Advertisement

India’s Taj Mahal Cloaked in Veil of Pollution : Environment: The shrine has become a battleground between environmental and industrial interests. The Supreme Court responds by closing 212 polluting firms.

Share
WASHINGTON POST

In the moonlight, the teardrop dome of India’s Taj Mahal shines so brightly that, during wartime, authorities have ordered it wrapped in burlap to prevent enemy airplanes from using it for navigation.

Now, cloaked in pollutants belched from the smokestacks of thousands of nearby industries and countless vehicles on Agra’s overcrowded roads, the white marble edifice is yellowing.

“The devastation is mind-boggling,” said Mahesh C. Mehta, an environmental attorney who has spent almost a decade trying to persuade courts to protect the mausoleum. “This is not only a national monument; it is part of the world’s cultural heritage.”

Advertisement

In September, after nine years of warning recalcitrant local industries to abide by pollution regulations, the Indian Supreme Court ordered 212 industries shut down because they used no pollution-control devices. It threatened to close nearly 300 more if owners do not meet a 60-day deadline for installing proper equipment.

As a result, the Taj Mahal--built more than three centuries ago by Mogul ruler Shah Jahan as a memorial of love to house the tomb of his wife, Mumtaz Mahal--has become a battleground between India’s fledgling environmental movement and its entrenched industrial and governmental powers.

Environmentalists hail the Supreme Court ruling as a critical precedent for a Third World country that has virtually ignored the impact of pollution caused by its expanding industries and population. Although courts have acted in isolated pollution cases in the past, environmentalists say this intervention was the most far-reaching.

“This is a landmark judgment on environmental awareness,” said Mehta, who works in a cramped office in a converted garage in New Delhi. “The situation is so bad all over the country. My case is not exclusively to save the Taj, it’s also to save the people of the area.”

Industrialists and many government officials argue that the court’s shutdown of foundries, factories and workshops was unfair, throwing an estimated 13,000 workers out of jobs for the sake of a monument that they say is being damaged more by the half-million tourists who descend on it each year than by the industries, some of which are miles away.
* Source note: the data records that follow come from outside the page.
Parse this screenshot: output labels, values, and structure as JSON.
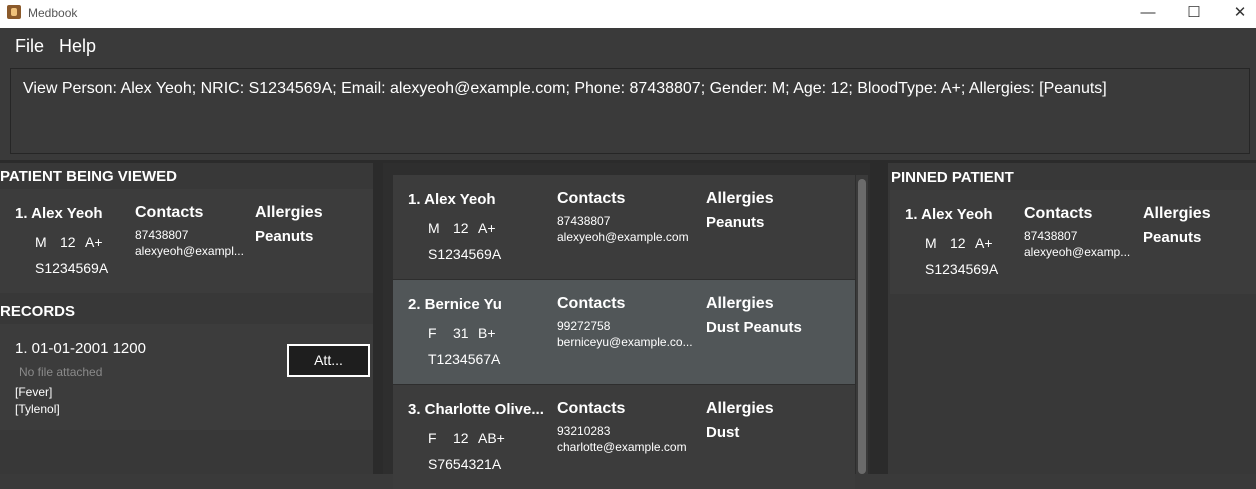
{
  "window": {
    "title": "Medbook",
    "minimize": "—",
    "maximize": "☐",
    "close": "✕"
  },
  "menu": {
    "file": "File",
    "help": "Help"
  },
  "result": {
    "text": "View Person: Alex Yeoh; NRIC: S1234569A; Email: alexyeoh@example.com; Phone: 87438807; Gender: M; Age: 12; BloodType: A+; Allergies: [Peanuts]"
  },
  "viewed": {
    "heading": "PATIENT BEING VIEWED",
    "name": "1. Alex Yeoh",
    "gender": "M",
    "age": "12",
    "blood": "A+",
    "nric": "S1234569A",
    "contacts_label": "Contacts",
    "phone": "87438807",
    "email": "alexyeoh@exampl...",
    "allergies_label": "Allergies",
    "allergies": "Peanuts"
  },
  "records": {
    "heading": "RECORDS",
    "items": [
      {
        "title": "1. 01-01-2001 1200",
        "file": "No file attached",
        "condition": "[Fever]",
        "medication": "[Tylenol]",
        "attach_label": "Att..."
      }
    ]
  },
  "patients": [
    {
      "name": "1. Alex Yeoh",
      "gender": "M",
      "age": "12",
      "blood": "A+",
      "nric": "S1234569A",
      "contacts_label": "Contacts",
      "phone": "87438807",
      "email": "alexyeoh@example.com",
      "allergies_label": "Allergies",
      "allergies": "Peanuts"
    },
    {
      "name": "2. Bernice Yu",
      "gender": "F",
      "age": "31",
      "blood": "B+",
      "nric": "T1234567A",
      "contacts_label": "Contacts",
      "phone": "99272758",
      "email": "berniceyu@example.co...",
      "allergies_label": "Allergies",
      "allergies": "Dust Peanuts"
    },
    {
      "name": "3. Charlotte Olive...",
      "gender": "F",
      "age": "12",
      "blood": "AB+",
      "nric": "S7654321A",
      "contacts_label": "Contacts",
      "phone": "93210283",
      "email": "charlotte@example.com",
      "allergies_label": "Allergies",
      "allergies": "Dust"
    }
  ],
  "pinned": {
    "heading": "PINNED PATIENT",
    "name": "1. Alex Yeoh",
    "gender": "M",
    "age": "12",
    "blood": "A+",
    "nric": "S1234569A",
    "contacts_label": "Contacts",
    "phone": "87438807",
    "email": "alexyeoh@examp...",
    "allergies_label": "Allergies",
    "allergies": "Peanuts"
  }
}
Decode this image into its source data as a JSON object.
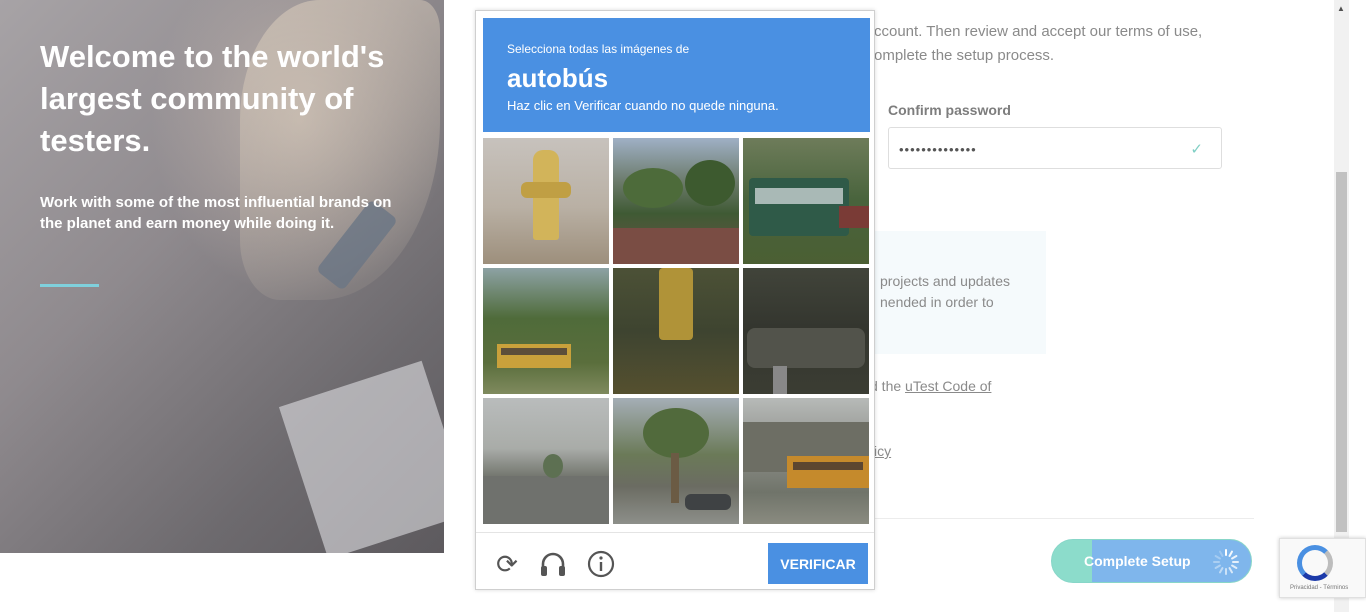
{
  "hero": {
    "title": "Welcome to the world's largest community of testers.",
    "subtitle": "Work with some of the most influential brands on the planet and earn money while doing it."
  },
  "form": {
    "intro_fragment": "ccount. Then review and accept our terms of use, omplete the setup process.",
    "confirm_password_label": "Confirm password",
    "confirm_password_value": "••••••••••••••",
    "info_fragment": "projects and updates nended in order to",
    "coc_prefix": "d the ",
    "coc_link": "uTest Code of",
    "icy_fragment": "icy",
    "complete_button": "Complete Setup"
  },
  "captcha": {
    "line1": "Selecciona todas las imágenes de",
    "target": "autobús",
    "line3": "Haz clic en Verificar cuando no quede ninguna.",
    "verify_button": "VERIFICAR",
    "icons": [
      "reload-icon",
      "audio-icon",
      "info-icon"
    ],
    "tiles": [
      {
        "name": "tile-hydrant"
      },
      {
        "name": "tile-palms"
      },
      {
        "name": "tile-green-bus"
      },
      {
        "name": "tile-school-bus-trees"
      },
      {
        "name": "tile-hydrant-dark"
      },
      {
        "name": "tile-dark-shadow"
      },
      {
        "name": "tile-road"
      },
      {
        "name": "tile-palm-street"
      },
      {
        "name": "tile-school-bus-building"
      }
    ]
  },
  "badge": {
    "text": "Privacidad - Términos"
  },
  "colors": {
    "accent": "#4a90e2",
    "teal": "#7fd0dc",
    "complete_green": "#8cdccb"
  }
}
“People talk about the Taj too much,” said Shankar Nath, director of monuments for the Archeological Survey of India, the government agency charged with preserving historic sites. “All white things become ivory with the passage of time. How can you expect a 100-year-old man to look like a 25-year-old man?”

Advertisement

In Agra, a gritty, northern industrial city, about 10% of the 1.1 million residents depend either directly or indirectly on the country’s most popular tourist attraction for their livelihood. But anti-Taj sentiments are growing among citizens who believe the monument is responsible for too many layoffs and business restrictions in the area.

“The biggest issue at present is . . . our survival,” said Sunil Kumar Goyal, 43, whose foundry was closed and will not be allowed to reopen until he installs pollution-control equipment. Goyal said his 50 employees “have gone to look for jobs in other industries. All my clients have stopped payment. I’m just sitting, doing no work.”

Officials who oversee operations of the Taj Mahal said the public resentment is increasing security threats to the monument, which already is considered a high-risk target for terrorism amid the violent political turbulence of South Asia.

The battle here has been bitter. When some Agra industries ignored the ruling in October, officials cut off their electricity and padlocked their doors. In the nearby town of Firozabad, firefighters were called to douse the furnaces of industries that refused to halt operations.

The chief government bureaucrat for Agra, Desh Deepak Verma, who has become the local arbiter between angry industry owners and the courts, said many of his city’s citizens have been “shortsighted.”

“The industries knew they were at fault,” said Verma, taking a break from the daily parade of citizens who appear at his office each day to air grievances on everything from Taj-related job problems to neighborhood sewer deficiencies. “But everyone says, ‘It’s not us; it’s them.’ It’s a question of apportioning the blame.”

Advertisement

Nearly 6,000 industries are located in the Agra area, more than one-third of which Mehta and other environmentalists believe are combining to damage the Taj Mahal and the health of residents. Many of the bigger polluters, including a government-owned oil refinery, remain untouched by the court ruling--and Mehta is preparing to petition the court to expand its decree to cover more of them.